Ромео снял ноги с братнего стола.

— И впрямь царя не хватает. Ну, коли так, держи в курсе. Все-таки у моих баб две тысячи штыков, не баран начхал. Кремль защитить не смогут, но твой квартал — вполне, да и Красную заблокируем. Если хочешь, так прямо сейчас. — Деревенский владыка потянулся за мобильником. — Полковник Настя?..

Тимон попытался прервать монолог брата, диктовавшего дислокацию батальонов, но тот только отмахнулся. Дал отбой, встал и обнял Тимона.

И ушел. Четыре бабы в портупеях с толстопятовыми наперевес сопровождали его в качестве личной охраны. Каждая из них уже родила от Ромео по два парня, заслужив тем самым высокую честь сопровождать его в составе личной гвардии.

Тимон сам себе не хотел признаться, но чуть ли не первый раз в жизни ему было страшно. Хоть и не очень много времени, но сколько-то месяцев он провел и на настоящей войне, когда душманы шейха Набирахмана трупами заложников забаррикадировали весь перешеек Ферх-Кермена и грозили заразить Россию чумными крысами, когда лишь вмешательство благоразумного принца Сулеймана спасло несчастный полуостров от перспективы полного и взаимного геноцида, тогда Тимон был в двух шагах от фронта, а через двое суток уже принимал посетителей в гарнизонном штабе Армянска. Потом все лето седьмого года Панибудьласка под руководством Тимона рыскал по улицам Тиритаки, Итаки, Диоскурии и смирного Икариополя, вылавливая затаившихся моджахедов, наконец, настиг в сурожских скалах брошенного сторонниками Набирахмана и, что греха таить, утопил того в ближайшей яме с нечистотами.

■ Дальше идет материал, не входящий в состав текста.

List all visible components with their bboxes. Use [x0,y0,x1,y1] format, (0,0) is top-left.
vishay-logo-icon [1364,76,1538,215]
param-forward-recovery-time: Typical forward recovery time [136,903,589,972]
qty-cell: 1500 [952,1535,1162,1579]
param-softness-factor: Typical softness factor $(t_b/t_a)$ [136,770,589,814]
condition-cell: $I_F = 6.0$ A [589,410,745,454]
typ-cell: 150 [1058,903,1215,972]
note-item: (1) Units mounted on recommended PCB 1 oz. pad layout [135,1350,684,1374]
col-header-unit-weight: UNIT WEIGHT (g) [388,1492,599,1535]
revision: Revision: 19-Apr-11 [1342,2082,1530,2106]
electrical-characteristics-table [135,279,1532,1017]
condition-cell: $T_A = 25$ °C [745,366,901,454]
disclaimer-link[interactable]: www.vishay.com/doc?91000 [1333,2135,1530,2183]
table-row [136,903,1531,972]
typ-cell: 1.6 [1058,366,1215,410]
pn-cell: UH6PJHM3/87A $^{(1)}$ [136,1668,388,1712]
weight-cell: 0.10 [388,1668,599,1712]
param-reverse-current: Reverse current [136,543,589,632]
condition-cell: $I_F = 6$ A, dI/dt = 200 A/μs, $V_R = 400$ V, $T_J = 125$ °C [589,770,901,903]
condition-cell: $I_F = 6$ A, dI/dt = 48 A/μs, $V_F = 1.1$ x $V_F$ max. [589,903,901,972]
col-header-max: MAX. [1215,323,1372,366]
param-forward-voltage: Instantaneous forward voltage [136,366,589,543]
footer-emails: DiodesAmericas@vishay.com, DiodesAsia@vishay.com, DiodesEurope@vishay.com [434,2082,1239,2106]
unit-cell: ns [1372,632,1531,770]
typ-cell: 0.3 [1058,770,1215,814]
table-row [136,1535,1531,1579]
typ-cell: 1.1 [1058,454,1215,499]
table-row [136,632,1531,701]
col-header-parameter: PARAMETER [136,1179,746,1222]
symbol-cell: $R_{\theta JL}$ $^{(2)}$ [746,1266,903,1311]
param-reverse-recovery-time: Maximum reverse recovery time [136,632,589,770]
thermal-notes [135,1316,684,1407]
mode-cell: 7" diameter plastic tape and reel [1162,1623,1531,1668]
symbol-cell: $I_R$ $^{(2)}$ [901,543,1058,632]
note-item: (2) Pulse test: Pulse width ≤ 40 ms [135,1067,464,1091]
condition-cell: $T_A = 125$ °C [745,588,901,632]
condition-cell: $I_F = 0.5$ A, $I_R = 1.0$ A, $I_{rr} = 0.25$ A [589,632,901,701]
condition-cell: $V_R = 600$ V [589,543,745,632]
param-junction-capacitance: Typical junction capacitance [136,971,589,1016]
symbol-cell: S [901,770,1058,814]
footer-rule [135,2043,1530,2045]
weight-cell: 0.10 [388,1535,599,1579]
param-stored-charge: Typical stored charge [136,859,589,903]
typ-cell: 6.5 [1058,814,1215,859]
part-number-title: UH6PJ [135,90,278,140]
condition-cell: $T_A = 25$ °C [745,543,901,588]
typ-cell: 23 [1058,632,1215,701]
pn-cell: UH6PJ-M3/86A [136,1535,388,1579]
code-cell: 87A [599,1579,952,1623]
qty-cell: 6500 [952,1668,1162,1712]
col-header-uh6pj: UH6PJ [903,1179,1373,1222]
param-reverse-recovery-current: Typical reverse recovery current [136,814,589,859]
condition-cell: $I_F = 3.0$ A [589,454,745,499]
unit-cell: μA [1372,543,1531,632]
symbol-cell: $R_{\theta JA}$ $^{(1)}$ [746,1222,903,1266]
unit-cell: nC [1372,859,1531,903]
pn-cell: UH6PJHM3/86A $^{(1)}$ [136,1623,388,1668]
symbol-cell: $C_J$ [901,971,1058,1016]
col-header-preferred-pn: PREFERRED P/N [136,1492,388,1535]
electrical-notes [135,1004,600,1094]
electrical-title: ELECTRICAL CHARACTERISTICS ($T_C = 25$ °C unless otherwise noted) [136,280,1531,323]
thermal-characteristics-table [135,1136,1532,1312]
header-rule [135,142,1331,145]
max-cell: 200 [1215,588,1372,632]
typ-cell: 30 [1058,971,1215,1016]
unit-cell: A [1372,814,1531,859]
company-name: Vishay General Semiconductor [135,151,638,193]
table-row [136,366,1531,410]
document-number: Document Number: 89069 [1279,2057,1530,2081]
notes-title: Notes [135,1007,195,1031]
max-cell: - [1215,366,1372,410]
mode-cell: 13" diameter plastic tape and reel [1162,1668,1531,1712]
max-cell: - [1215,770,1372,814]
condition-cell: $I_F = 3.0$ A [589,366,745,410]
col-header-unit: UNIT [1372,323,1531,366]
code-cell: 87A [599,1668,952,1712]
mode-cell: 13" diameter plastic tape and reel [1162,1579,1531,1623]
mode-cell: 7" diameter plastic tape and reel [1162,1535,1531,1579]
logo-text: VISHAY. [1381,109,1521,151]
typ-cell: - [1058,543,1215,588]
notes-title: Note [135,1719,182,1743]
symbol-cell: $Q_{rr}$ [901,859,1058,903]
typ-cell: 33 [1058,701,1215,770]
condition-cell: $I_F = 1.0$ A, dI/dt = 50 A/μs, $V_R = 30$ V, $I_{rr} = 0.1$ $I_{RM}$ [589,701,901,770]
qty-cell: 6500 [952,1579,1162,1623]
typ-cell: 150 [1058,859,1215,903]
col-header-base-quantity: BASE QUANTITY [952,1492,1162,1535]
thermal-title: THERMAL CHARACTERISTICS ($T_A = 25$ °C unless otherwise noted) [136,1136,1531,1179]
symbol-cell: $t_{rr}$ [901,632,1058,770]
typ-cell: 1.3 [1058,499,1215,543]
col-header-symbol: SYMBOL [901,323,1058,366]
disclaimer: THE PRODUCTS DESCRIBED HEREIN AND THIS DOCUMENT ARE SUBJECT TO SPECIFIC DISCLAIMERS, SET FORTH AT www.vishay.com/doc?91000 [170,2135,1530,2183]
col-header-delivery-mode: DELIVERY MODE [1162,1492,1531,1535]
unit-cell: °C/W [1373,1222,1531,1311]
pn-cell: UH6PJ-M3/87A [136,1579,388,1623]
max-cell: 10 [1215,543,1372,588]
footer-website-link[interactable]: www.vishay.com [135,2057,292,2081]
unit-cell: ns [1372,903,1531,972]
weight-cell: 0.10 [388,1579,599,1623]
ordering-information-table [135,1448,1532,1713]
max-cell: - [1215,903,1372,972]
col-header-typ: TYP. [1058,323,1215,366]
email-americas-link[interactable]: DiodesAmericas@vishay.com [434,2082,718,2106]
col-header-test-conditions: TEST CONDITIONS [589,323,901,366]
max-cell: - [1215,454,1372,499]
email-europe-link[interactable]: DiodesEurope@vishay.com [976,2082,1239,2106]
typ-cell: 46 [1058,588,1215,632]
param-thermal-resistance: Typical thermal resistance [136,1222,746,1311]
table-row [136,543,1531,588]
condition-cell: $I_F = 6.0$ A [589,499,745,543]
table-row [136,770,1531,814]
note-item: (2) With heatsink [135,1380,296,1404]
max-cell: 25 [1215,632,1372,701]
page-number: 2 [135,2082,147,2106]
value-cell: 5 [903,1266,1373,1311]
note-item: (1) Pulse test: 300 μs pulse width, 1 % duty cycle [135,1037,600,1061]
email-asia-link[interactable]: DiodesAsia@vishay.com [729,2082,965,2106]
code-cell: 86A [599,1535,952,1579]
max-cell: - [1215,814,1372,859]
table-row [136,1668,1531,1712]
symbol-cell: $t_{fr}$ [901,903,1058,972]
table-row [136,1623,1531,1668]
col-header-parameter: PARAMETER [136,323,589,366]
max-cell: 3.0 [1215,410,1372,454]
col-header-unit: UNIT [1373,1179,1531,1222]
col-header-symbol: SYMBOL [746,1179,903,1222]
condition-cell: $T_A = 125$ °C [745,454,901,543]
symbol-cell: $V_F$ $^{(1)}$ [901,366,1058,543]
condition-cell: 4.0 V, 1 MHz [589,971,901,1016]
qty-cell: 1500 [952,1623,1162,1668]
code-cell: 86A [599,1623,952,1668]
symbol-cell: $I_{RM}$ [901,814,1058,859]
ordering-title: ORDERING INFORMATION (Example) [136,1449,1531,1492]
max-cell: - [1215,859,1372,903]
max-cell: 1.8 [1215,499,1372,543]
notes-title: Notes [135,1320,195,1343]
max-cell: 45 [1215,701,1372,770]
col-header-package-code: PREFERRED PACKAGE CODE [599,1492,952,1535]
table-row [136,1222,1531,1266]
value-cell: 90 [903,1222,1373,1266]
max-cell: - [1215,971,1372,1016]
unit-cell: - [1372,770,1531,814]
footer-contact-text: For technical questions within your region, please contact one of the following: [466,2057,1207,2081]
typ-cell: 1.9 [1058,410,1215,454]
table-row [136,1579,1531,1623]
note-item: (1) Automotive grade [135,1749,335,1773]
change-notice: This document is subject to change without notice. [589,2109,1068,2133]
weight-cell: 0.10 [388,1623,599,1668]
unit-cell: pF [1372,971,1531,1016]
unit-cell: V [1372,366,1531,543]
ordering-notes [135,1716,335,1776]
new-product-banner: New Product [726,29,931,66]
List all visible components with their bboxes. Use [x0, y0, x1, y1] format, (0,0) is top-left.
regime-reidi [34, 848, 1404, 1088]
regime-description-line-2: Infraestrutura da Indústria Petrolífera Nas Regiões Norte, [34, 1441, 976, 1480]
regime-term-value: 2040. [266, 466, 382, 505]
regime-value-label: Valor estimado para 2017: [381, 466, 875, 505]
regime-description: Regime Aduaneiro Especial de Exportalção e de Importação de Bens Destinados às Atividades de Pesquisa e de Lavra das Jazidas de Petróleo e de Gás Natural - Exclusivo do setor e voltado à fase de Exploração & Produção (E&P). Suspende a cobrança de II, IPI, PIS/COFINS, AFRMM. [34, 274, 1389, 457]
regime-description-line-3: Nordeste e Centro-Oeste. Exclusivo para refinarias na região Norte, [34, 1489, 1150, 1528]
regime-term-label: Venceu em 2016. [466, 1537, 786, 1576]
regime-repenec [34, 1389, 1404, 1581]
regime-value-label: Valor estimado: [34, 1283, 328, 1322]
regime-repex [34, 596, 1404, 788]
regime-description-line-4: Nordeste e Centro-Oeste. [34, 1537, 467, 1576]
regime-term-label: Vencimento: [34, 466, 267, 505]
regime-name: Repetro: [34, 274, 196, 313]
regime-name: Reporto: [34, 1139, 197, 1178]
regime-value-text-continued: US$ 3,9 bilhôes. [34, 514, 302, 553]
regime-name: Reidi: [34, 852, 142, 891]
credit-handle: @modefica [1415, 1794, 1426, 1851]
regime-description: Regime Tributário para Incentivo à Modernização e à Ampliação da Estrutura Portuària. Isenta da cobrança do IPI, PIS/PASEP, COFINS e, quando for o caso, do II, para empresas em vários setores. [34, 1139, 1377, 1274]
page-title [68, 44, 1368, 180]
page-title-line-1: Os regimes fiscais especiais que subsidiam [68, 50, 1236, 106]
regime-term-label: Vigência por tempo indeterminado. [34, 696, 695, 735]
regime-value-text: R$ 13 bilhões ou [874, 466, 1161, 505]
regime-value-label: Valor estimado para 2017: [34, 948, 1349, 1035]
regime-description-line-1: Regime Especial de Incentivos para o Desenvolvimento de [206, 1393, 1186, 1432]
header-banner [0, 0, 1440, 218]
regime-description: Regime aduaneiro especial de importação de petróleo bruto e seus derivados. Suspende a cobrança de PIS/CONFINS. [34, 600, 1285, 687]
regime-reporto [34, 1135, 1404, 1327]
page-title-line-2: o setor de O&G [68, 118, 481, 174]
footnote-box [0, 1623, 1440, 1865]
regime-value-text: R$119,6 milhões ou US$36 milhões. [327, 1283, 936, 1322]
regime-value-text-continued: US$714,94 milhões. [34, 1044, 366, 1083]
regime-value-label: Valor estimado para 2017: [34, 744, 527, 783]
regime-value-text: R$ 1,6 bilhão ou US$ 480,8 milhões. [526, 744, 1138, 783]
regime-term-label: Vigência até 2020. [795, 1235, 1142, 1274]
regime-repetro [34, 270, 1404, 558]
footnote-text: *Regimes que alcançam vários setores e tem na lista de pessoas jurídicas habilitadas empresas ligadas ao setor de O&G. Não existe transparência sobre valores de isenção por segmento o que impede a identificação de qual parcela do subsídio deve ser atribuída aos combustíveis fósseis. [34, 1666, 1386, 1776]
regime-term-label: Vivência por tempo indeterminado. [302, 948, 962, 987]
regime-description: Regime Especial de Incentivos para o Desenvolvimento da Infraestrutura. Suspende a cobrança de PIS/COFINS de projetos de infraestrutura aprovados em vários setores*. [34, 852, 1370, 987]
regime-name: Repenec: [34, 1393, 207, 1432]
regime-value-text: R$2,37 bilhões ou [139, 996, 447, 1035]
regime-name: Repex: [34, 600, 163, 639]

Но это была уже не война, это была бойня. Принц Сулейман торжествовал у себя в Салачиксарае, предавался намазам и гаремным утехам и вообще пользовался всеми привилегиями вассального, но предельно лояльного владыки. Тимон Аракелян вернулся в московский кабинет, щедро выдал оборотням талоны в профессорскую столовую и добавил чеки на получение премблюда, осетрины с горошком, в течение месяца, а то и двух, наградил Дмитрия Панибудьласку немного подержанным «субару» с переделанным в левосторонний рулем — и вновь генерала поглотила рутина.

Не то было теперь. Византийцы сосредоточили под Москвой целую армию испытанных наемников из Ирландии и Китая, лишь отчасти допустив к себе чернокожих, что чрезвычайно затрудняло их выявление. Тимон оценивал эту армию в десять тысяч человек плюс-минус одна-две. Конечно, один лишь множитель Дмитрий был способен поставить на службу царю в десять раз больше бойцов, да к тому же несколько тысяч могли и другие добавить, притом среди последних имелся еще и джокер в рукаве, нечеловек, оборотень-множитель Фостирий, конголезский исполинский крот больше метра длиной, способный двигаться под землей со скоростью трамвая не менее чем в тысяче тел. Фостирий трудно шел на контакт, был капризен, непрерывно ел, отдавая предпочтение кольраби и сахарной свекле с добавкой ядовитого и дорогого «пьяного меда», служившего ему чем-то вроде аперитива, любил Баха и Букстехуде, таскал на спине миниплеер, часто ломал его и куксился из-за этого, но полезен был бесконечно. В частности, он отследил мельчайшие изгибы туннеля, пробитого византийцами от Садового кольца к Александровскому саду и Арсенальной башне. В воды Неглинки он лезть отказался, но тут специалисты Тимона справились сами.